Oui, j’en ai toujours lu et j’en ai même toujours dessiné quand j’étais enfant. D’aussi loin que je me souviens, c’est-à-dire avant même que je sache lire, ma mère me lisait les bulles de vieilles bandes dessinées Disney comme Donald Duck. Je lisais absolument tout quand j’étais enfant : Lucky Luke, Astérix, tout ce que faisait Mœbius, Blueberry, beaucoup de Marvel Comics également. J’ai toujours été à fond dans la bande dessinée. J’ai ensuite découvert les mangas : Ghost in the Shell, Akira, toutes ces œuvres.
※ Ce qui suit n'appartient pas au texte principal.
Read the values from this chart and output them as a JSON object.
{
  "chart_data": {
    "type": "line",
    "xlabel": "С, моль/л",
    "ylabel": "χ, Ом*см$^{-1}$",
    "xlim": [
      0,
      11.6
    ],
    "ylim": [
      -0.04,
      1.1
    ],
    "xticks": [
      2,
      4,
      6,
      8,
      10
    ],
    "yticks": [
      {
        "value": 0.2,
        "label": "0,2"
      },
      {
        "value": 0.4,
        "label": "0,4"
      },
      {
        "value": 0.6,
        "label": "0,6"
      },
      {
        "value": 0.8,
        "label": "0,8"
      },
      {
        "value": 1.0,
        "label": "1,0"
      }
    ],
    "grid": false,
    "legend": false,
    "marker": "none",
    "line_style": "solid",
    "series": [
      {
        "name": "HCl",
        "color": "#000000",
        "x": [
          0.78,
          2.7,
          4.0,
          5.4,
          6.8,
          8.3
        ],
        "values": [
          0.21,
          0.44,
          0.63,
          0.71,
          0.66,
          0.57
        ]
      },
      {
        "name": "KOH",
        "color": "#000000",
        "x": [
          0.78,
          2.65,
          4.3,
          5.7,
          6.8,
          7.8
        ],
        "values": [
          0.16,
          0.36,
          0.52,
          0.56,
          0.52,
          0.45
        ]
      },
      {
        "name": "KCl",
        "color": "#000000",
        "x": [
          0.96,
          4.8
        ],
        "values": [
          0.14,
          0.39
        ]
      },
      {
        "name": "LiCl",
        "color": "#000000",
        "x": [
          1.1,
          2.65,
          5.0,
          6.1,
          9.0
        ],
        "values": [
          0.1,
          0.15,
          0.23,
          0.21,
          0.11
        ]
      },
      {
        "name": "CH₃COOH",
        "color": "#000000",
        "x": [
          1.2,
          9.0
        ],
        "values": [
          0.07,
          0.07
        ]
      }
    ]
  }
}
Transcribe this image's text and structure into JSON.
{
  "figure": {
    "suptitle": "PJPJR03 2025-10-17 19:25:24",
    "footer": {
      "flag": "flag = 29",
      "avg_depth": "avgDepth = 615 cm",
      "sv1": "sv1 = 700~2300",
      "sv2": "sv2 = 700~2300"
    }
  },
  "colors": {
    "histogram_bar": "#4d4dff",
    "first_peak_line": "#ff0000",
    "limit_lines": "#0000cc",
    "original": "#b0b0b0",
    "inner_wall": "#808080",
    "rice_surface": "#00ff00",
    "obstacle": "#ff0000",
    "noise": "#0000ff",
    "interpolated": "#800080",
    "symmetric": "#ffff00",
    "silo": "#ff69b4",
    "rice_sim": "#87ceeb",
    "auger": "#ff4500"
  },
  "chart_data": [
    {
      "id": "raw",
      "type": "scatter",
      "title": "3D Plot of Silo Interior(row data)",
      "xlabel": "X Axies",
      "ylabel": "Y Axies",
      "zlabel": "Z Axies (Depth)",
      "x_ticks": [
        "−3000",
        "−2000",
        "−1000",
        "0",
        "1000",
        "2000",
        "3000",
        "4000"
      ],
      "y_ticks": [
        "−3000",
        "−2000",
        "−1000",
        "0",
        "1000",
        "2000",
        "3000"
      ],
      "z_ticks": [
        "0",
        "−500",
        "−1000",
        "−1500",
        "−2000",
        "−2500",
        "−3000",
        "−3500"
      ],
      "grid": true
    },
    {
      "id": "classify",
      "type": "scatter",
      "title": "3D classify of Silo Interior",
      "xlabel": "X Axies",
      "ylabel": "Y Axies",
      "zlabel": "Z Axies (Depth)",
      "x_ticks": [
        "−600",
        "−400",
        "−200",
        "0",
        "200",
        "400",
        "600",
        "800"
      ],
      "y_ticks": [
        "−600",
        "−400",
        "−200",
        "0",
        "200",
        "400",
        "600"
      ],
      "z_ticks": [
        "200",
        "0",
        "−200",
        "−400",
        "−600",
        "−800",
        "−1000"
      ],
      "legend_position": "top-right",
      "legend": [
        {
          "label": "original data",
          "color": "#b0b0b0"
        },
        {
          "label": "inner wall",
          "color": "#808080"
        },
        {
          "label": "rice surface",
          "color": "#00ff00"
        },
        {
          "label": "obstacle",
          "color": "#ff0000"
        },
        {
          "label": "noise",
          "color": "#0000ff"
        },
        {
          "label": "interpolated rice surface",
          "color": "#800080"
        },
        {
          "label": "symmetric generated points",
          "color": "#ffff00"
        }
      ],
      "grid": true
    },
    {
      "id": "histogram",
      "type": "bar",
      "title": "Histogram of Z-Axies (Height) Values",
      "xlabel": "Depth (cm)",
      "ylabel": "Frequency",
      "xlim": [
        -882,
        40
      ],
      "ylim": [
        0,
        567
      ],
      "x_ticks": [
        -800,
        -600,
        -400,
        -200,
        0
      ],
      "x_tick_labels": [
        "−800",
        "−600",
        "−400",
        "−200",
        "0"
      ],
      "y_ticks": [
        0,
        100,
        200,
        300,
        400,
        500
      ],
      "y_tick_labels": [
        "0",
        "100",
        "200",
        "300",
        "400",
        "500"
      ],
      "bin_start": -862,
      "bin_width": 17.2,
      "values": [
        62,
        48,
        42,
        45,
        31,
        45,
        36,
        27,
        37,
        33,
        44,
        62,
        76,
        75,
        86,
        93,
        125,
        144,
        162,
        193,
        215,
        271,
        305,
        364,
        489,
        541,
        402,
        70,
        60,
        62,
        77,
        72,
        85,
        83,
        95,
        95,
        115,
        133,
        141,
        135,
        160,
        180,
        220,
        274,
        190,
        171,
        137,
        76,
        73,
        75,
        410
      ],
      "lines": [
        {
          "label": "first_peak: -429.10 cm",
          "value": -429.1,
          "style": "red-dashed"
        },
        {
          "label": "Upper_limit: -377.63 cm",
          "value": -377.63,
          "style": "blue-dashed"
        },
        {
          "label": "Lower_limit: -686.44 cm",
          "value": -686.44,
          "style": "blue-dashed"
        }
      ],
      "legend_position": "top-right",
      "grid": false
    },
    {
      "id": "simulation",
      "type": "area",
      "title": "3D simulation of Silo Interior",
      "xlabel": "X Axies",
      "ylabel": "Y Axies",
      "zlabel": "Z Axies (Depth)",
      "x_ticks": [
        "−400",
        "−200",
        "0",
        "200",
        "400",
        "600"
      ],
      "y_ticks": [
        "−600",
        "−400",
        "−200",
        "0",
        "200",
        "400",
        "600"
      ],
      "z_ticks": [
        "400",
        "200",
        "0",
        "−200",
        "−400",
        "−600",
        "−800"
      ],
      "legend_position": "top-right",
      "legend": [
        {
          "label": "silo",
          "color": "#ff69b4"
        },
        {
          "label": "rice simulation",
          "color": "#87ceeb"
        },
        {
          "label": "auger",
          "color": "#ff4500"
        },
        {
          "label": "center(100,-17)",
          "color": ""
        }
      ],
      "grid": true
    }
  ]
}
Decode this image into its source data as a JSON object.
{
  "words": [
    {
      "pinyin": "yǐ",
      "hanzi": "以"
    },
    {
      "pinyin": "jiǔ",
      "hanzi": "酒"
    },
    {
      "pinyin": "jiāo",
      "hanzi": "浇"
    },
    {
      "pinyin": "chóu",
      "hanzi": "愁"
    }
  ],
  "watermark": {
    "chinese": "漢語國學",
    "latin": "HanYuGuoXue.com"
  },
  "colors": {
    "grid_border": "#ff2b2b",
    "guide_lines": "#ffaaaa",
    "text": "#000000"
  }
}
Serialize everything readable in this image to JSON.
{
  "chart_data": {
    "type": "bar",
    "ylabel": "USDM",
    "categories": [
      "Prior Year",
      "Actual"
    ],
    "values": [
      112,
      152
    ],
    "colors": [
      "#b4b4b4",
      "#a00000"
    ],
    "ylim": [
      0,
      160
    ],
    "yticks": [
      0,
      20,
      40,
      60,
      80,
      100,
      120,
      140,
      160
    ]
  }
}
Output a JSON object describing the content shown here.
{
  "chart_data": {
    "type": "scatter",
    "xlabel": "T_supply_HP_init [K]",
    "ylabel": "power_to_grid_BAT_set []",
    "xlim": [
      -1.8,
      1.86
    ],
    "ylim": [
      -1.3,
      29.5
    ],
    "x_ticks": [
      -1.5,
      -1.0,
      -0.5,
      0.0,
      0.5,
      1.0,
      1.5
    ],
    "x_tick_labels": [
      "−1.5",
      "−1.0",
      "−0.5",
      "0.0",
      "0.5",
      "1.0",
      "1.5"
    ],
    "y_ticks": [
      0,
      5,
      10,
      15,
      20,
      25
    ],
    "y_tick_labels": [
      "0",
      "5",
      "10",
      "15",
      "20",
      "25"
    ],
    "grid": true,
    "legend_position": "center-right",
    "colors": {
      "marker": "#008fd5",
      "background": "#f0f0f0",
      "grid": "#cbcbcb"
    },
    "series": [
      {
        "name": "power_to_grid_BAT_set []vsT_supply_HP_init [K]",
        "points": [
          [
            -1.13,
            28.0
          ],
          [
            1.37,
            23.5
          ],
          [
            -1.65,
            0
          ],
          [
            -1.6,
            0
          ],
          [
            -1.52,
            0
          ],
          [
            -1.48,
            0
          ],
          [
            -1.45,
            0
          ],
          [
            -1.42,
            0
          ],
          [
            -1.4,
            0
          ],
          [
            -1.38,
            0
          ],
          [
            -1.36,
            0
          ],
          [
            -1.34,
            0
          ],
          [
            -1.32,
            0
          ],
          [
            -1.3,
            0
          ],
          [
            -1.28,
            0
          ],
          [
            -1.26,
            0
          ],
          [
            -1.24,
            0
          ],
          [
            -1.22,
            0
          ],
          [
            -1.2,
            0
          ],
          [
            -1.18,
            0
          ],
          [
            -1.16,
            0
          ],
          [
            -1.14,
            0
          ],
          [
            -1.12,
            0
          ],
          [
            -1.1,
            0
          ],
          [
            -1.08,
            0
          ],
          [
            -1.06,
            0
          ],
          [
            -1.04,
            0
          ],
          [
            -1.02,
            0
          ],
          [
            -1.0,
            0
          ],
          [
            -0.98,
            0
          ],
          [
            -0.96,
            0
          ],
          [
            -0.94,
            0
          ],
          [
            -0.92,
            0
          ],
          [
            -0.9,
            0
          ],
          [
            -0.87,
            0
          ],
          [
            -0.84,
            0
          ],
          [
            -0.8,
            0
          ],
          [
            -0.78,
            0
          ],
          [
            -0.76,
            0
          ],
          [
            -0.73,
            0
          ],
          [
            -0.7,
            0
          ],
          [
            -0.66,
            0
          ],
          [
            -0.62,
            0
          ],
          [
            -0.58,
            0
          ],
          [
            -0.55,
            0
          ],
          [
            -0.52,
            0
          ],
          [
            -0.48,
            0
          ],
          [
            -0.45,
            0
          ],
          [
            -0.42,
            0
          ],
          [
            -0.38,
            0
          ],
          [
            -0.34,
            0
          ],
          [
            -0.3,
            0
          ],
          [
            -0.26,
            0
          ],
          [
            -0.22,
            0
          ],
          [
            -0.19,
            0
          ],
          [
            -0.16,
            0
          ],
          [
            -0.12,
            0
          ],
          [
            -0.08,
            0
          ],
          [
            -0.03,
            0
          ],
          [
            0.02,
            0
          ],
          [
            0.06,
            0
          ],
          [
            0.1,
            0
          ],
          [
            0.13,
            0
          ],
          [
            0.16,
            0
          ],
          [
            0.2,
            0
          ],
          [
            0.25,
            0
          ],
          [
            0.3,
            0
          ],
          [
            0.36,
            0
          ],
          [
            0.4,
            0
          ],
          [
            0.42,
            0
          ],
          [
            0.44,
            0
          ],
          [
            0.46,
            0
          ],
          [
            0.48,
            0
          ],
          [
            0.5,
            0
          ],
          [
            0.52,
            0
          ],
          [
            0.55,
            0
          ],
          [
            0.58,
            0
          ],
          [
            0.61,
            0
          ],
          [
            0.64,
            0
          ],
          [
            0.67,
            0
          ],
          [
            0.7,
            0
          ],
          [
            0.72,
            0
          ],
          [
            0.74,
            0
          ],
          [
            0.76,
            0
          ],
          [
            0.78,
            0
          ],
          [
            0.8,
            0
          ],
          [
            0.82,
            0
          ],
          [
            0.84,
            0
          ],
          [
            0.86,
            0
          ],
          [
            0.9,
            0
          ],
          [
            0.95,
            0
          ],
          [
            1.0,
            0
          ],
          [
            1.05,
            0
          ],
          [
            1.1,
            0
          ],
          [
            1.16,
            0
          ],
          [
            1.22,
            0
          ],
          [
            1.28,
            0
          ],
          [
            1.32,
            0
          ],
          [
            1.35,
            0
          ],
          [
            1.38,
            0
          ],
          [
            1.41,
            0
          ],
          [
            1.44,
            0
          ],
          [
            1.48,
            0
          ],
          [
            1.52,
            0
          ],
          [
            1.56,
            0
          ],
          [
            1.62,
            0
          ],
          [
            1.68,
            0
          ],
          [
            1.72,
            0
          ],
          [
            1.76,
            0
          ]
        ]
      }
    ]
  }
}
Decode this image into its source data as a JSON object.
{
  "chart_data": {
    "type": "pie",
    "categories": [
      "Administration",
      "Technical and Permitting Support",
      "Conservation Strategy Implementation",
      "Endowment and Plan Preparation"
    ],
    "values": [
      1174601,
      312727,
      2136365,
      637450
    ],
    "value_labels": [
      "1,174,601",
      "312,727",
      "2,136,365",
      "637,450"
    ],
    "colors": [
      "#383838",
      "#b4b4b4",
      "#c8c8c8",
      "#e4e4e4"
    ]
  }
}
J’étais adolescent, ça m’a complètement époustouflé et ça a tout changé pour moi. Parce que je suis né au Portugal, un petit pays, en 1985 et que les réseaux sociaux n’existaient pas vraiment quand j’étais au collège, il n’y avait pas de chemin tout tracé pour devenir un artiste de bande dessinée, ce que je voulais faire...
Tu n'as pas pu prendre de cours d'arts appliqués ?
Je suis architecte. J’ai passé mon diplôme et j’ai travaillé 4 ans en tant qu’architecte. Mais, quand j’ai fini mes études, Twitter était en pleine effervescence et j’ai pu rencontrer un certain nombre d’éditeurs et d’artistes grâce à ça. Ce qui me semblait assez lointain était tout d’un coup très proche. Heureusement pour moi, quand j’ai eu mon diplôme d’architecture, C.B. Cebulski était en visite au Portugal pour la Comic-Con locale. Je l’ai rencontré, je lui ai montré mon travail et il l’a assez apprécié pour me donner son adresse. Mon taf était assez merdique à l’époque (rires) mais assez intéressant pour qu’il me donne son mail. Dans les grandes lignes, c’est comme ça que ça s’est passé. J’ai quand même bossé pendant 4 ans en tant qu’architecte mais à cette époque je voulais devenir dessinateur de comic-book plus que tout.
J’ai donc continué à dessiner des petites choses, à créer des histoires, à envoyer des essais à Marvel, aussi pour pouvoir évoluer en tant qu’artiste. Je savais que j’étais suffisamment bon parce que dans le cadre de mes études on apprend à être très autocritique de son travail. Ça m’a beaucoup aidé à devenir un dessinateur compétent plus rapidement que si je n’avais pas cette capacité d’autocritique. J’ai ensuite pu commencer ma carrière d’artiste de bande dessinée chez Marvel. Si je devais faire une courte introduction de moi-même : j’ai travaillé pour Marvel quelques années où j’ai dessiné à peu près tous les super-héros auxquels vous pouvez penser, mais mon envie a toujours été de faire des créations originales. Quand j’étais chez eux, j’ai pris quelques jours de congé pour écrire et dessiner un livre qui s’appelle Man Plus, puis j’ai créé Generation Gone avec Ales Kot et, enfin, j’ai fini par ne travailler que sur mes propres créations, avec Brian Michael Bendis sur Phenomena et Rick Remender sur A Righteous Thirst for Vengeance.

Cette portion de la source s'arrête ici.